The tech giant accuses some officials of a coordinated attack aimed at public debate ahead of Thursday’s election.
A number of Ugandan government officials and ruling party members have seen their Facebook accounts shut down as the internet giant accuses them of manipulating public debate ahead of the main elections.
Residents of the east African country will vote on Thursday to elect a new president and a new parliament amid a tense and bloody election campaign, with outgoing President Yoweri Museveni, 76, facing a tall order from pop star turned politician Bobi Wine.
“In view of the impending elections in Uganda, we quickly investigated and dismantled this network,” Facebook said in a statement on Monday, adding that the decision was linked to the government ministry of information and communication technologies.
“They used bogus and duplicate accounts to manage pages, comment on other people’s content, pose as users, re-split posts into groups to make them look more popular than they were,” he adds.
Ugandan information minister Judith Nabakooba told Reuters news agency she needed more time to investigate the situation before commenting.
Museveni’s senior press secretary Don Wanyama, who saw his Facebook and Instagram accounts shut down, accused the company of seeking to influence the election.
“Shame on the foreign forces who think they can help and establish puppet leadership over Uganda by disabling the online accounts of [ruling party] NRM supporters, ”he said on Twitter.
“You will not take President Kaguta Museveni away,” he added, using the president’s second name.
Shame on the foreign forces who think they can help and establish puppet leadership in Uganda by disabling the online accounts of @NRMOnline supporters. You can take your platforms, you won’t take them @KagutaMuseveni votes.# IWillVoteM7#SecuringYourFutur pic.twitter.com/70wan34jAb
– Don Wanyama (@nyamadon) January 9, 2021
Gender, Labor and Social Development Minister Frank Tumwebaze also accused the social media platform of targeting Ugandan accounts and urged Facebook to unblock them.
Plz @THIS @ITUSecGen One of the threats against which we must denounce in our digital ecosystem is this abuse of communication platforms by the tech giants.
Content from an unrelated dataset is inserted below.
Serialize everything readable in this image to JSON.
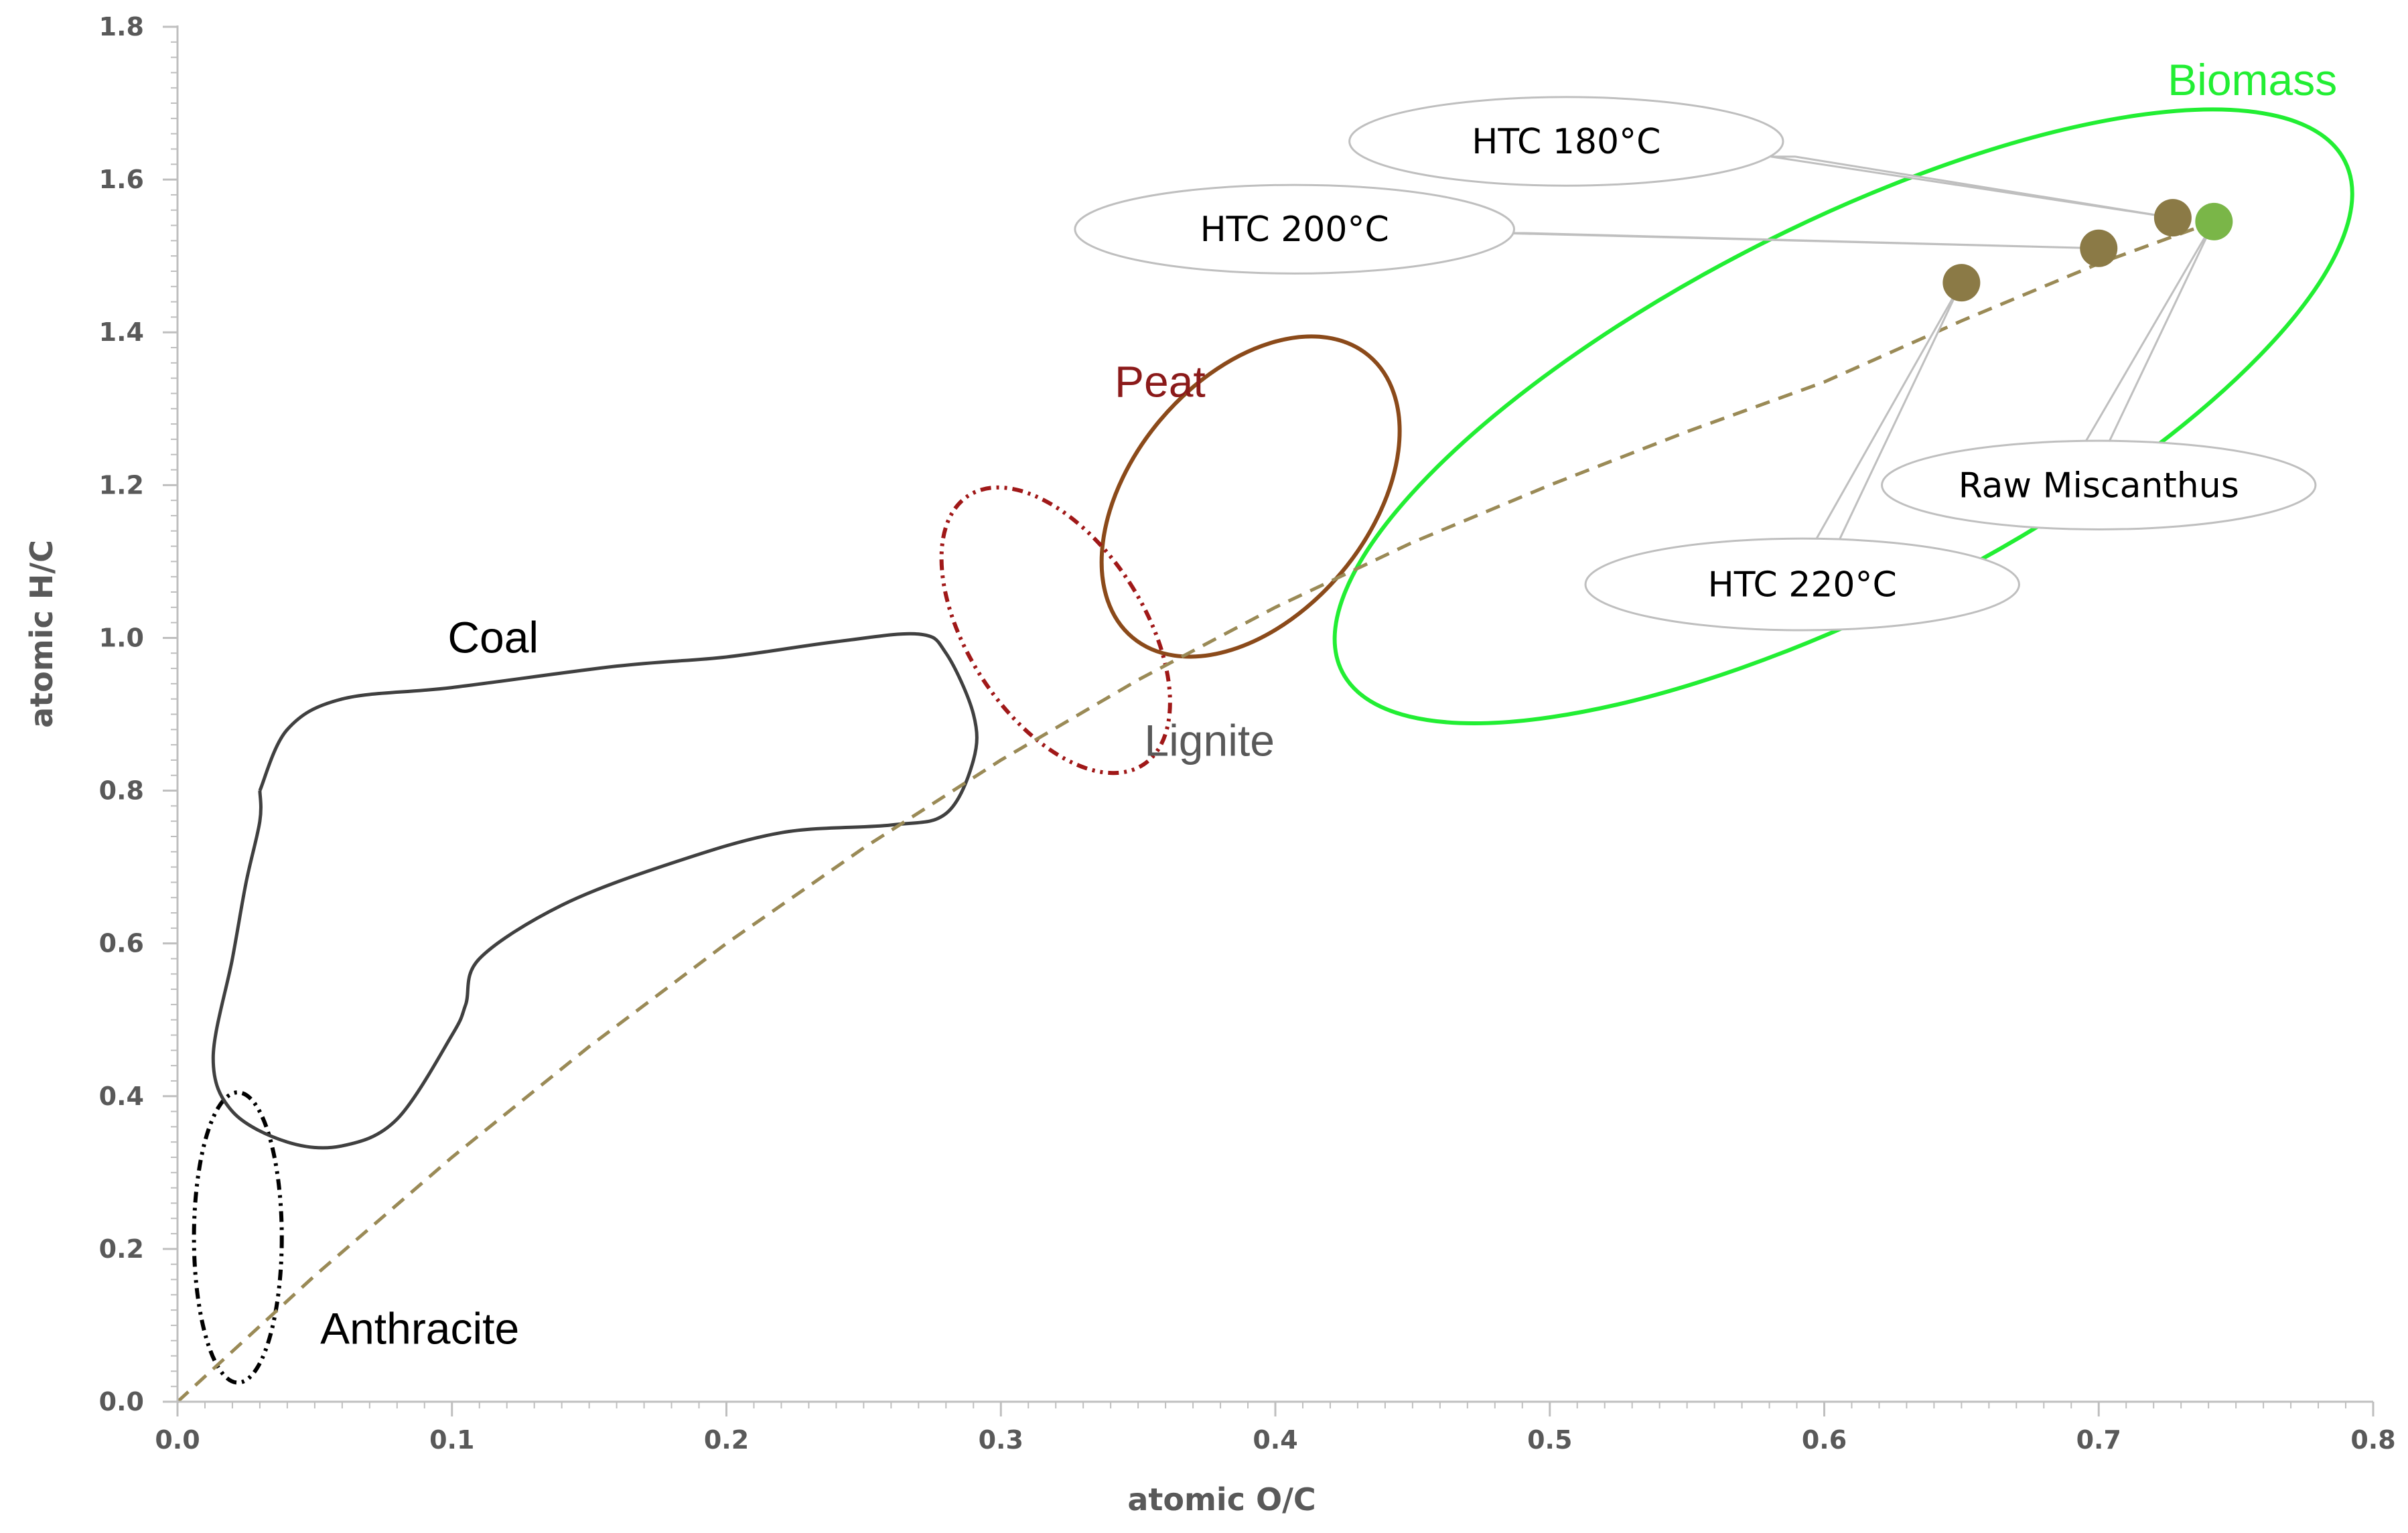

Connectivity is not a right to be enjoyed at the mercy of the tech giants. @Facebook shd unblock selectively targeted #Ugandan ASAP accounts! https://t.co/L0q8wTnCxw
– Frank K Tumwebaze, MP: Psalms 124: 1-8 (@FrankTumwebazek) January 10, 2021
Museveni’s online account is still active, but many government officials and ruling party members have had their pages deleted, including a well-known blogger and Museveni supporter, a prominent doctor and a senior ministry official. Information.
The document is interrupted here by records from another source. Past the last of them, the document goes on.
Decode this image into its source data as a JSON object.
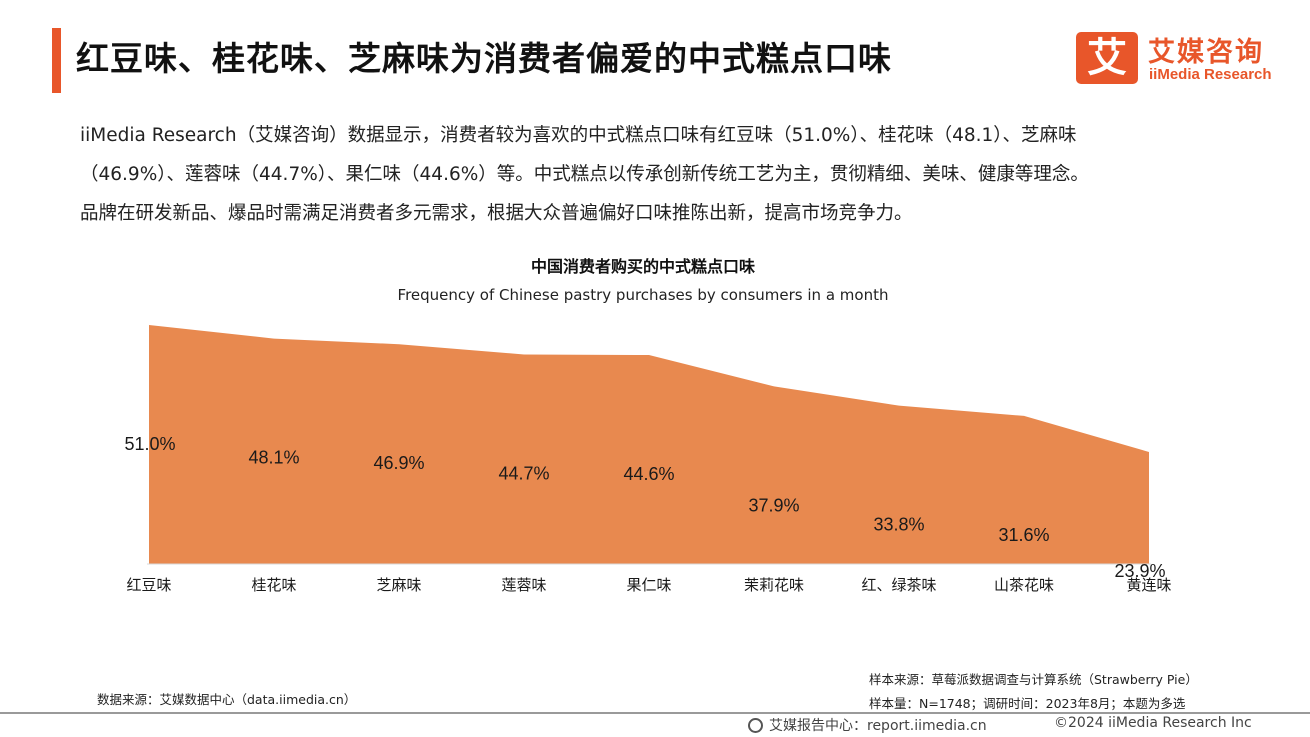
{
  "header": {
    "title": "红豆味、桂花味、芝麻味为消费者偏爱的中式糕点口味",
    "logo_mark": "艾",
    "logo_cn": "艾媒咨询",
    "logo_en": "iiMedia Research"
  },
  "intro": {
    "line1": "iiMedia Research（艾媒咨询）数据显示，消费者较为喜欢的中式糕点口味有红豆味（51.0%）、桂花味（48.1）、芝麻味",
    "line2": "（46.9%）、莲蓉味（44.7%）、果仁味（44.6%）等。中式糕点以传承创新传统工艺为主，贯彻精细、美味、健康等理念。",
    "line3": "品牌在研发新品、爆品时需满足消费者多元需求，根据大众普遍偏好口味推陈出新，提高市场竞争力。"
  },
  "chart_data": {
    "type": "area",
    "title": "中国消费者购买的中式糕点口味",
    "subtitle": "Frequency of Chinese pastry purchases by consumers in a month",
    "categories": [
      "红豆味",
      "桂花味",
      "芝麻味",
      "莲蓉味",
      "果仁味",
      "茉莉花味",
      "红、绿茶味",
      "山茶花味",
      "黄连味"
    ],
    "series": [
      {
        "values": [
          51.0,
          48.1,
          46.9,
          44.7,
          44.6,
          37.9,
          33.8,
          31.6,
          23.9
        ]
      }
    ],
    "data_labels": [
      "51.0%",
      "48.1%",
      "46.9%",
      "44.7%",
      "44.6%",
      "37.9%",
      "33.8%",
      "31.6%",
      "23.9%"
    ],
    "ylim": [
      0,
      51
    ],
    "grid": false,
    "color": "#e8894f"
  },
  "sources": {
    "left": "数据来源：艾媒数据中心（data.iimedia.cn）",
    "right_line1": "样本来源：草莓派数据调查与计算系统（Strawberry Pie）",
    "right_line2": "样本量：N=1748；调研时间：2023年8月；本题为多选"
  },
  "footer": {
    "report": "艾媒报告中心：report.iimedia.cn",
    "copyright": "©2024  iiMedia Research  Inc"
  }
}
The closing of the account comes amid heightened tensions between the two main candidates who are running against nine others.
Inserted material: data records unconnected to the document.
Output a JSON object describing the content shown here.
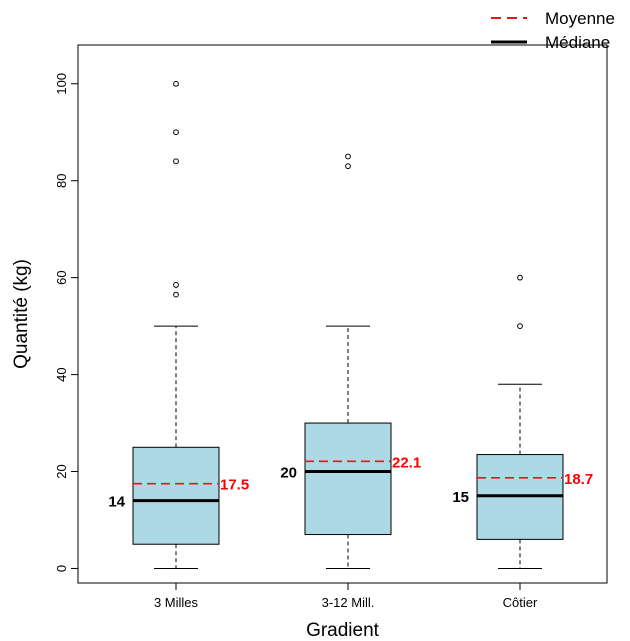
{
  "chart_data": {
    "type": "boxplot",
    "xlabel": "Gradient",
    "ylabel": "Quantité (kg)",
    "ylim": [
      -3,
      108
    ],
    "yticks": [
      0,
      20,
      40,
      60,
      80,
      100
    ],
    "categories": [
      "3 Milles",
      "3-12 Mill.",
      "Côtier"
    ],
    "legend": {
      "placement": "top-right",
      "items": [
        {
          "label": "Moyenne",
          "style": "dashed",
          "color": "#e8141c"
        },
        {
          "label": "Médiane",
          "style": "solid",
          "color": "#000000"
        }
      ]
    },
    "colors": {
      "box_fill": "#add8e6",
      "mean_line": "#e8141c",
      "mean_label": "#ff0000",
      "median_line": "#000000"
    },
    "boxes": [
      {
        "category": "3 Milles",
        "whisker_low": 0,
        "q1": 5,
        "median": 14,
        "q3": 25,
        "whisker_high": 50,
        "mean": 17.5,
        "median_label": "14",
        "mean_label": "17.5",
        "outliers": [
          56.5,
          58.5,
          84,
          90,
          100
        ]
      },
      {
        "category": "3-12 Mill.",
        "whisker_low": 0,
        "q1": 7,
        "median": 20,
        "q3": 30,
        "whisker_high": 50,
        "mean": 22.1,
        "median_label": "20",
        "mean_label": "22.1",
        "outliers": [
          83,
          85
        ]
      },
      {
        "category": "Côtier",
        "whisker_low": 0,
        "q1": 6,
        "median": 15,
        "q3": 23.5,
        "whisker_high": 38,
        "mean": 18.7,
        "median_label": "15",
        "mean_label": "18.7",
        "outliers": [
          50,
          60
        ]
      }
    ]
  }
}
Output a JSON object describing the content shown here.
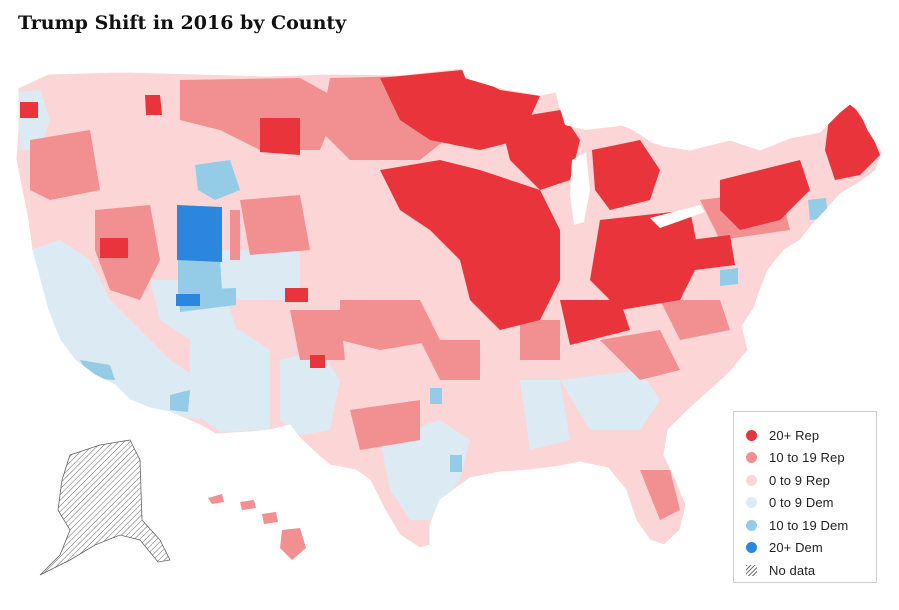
{
  "title": "Trump Shift in 2016 by County",
  "colors": {
    "rep20": "#e8343a",
    "rep10": "#f28f91",
    "rep0": "#fcd5d6",
    "dem0": "#dceaf4",
    "dem10": "#94cbe6",
    "dem20": "#2b86de",
    "nodata": "#777777"
  },
  "legend": {
    "items": [
      {
        "label": "20+ Rep",
        "color": "#e8343a"
      },
      {
        "label": "10 to 19 Rep",
        "color": "#f28f91"
      },
      {
        "label": "0 to 9 Rep",
        "color": "#fcd5d6"
      },
      {
        "label": "0 to 9 Dem",
        "color": "#dceaf4"
      },
      {
        "label": "10 to 19 Dem",
        "color": "#94cbe6"
      },
      {
        "label": "20+ Dem",
        "color": "#2b86de"
      },
      {
        "label": "No data",
        "color": "hatch"
      }
    ]
  }
}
The president, in power since 1986, has long accused foreign organizations and elements of supporting Wine in an attempt to remove his government.
The 38-year-old opposition candidate, whose real name is Robert Kyagulanyi Ssentamu, has ignited the imaginations of many across Africa as he attempts to topple Museveni, who has deployed the military to prevent what he sees as attempts by the opposition to create civil unrest. this could lead to a regime change.
Last week the police faced Wine as he announced his petition to the International Criminal Court (ICC) to investigate allegations of torture and other human rights violations in the country.
A key element of the petition to the ICC is the call to investigate allegations of torture, mutilation and murder of civilian protesters.
Dozens of opposition protesters have been killed in a campaign marked by a crackdown on Wine rallies.
In November at least 54 people were killed in the capital, Kampala, and in other parts of the country as security forces quelled riots sparked by Wine’s arrest for allegedly violating campaign regulations designed to prevent the spread of the coronavirus.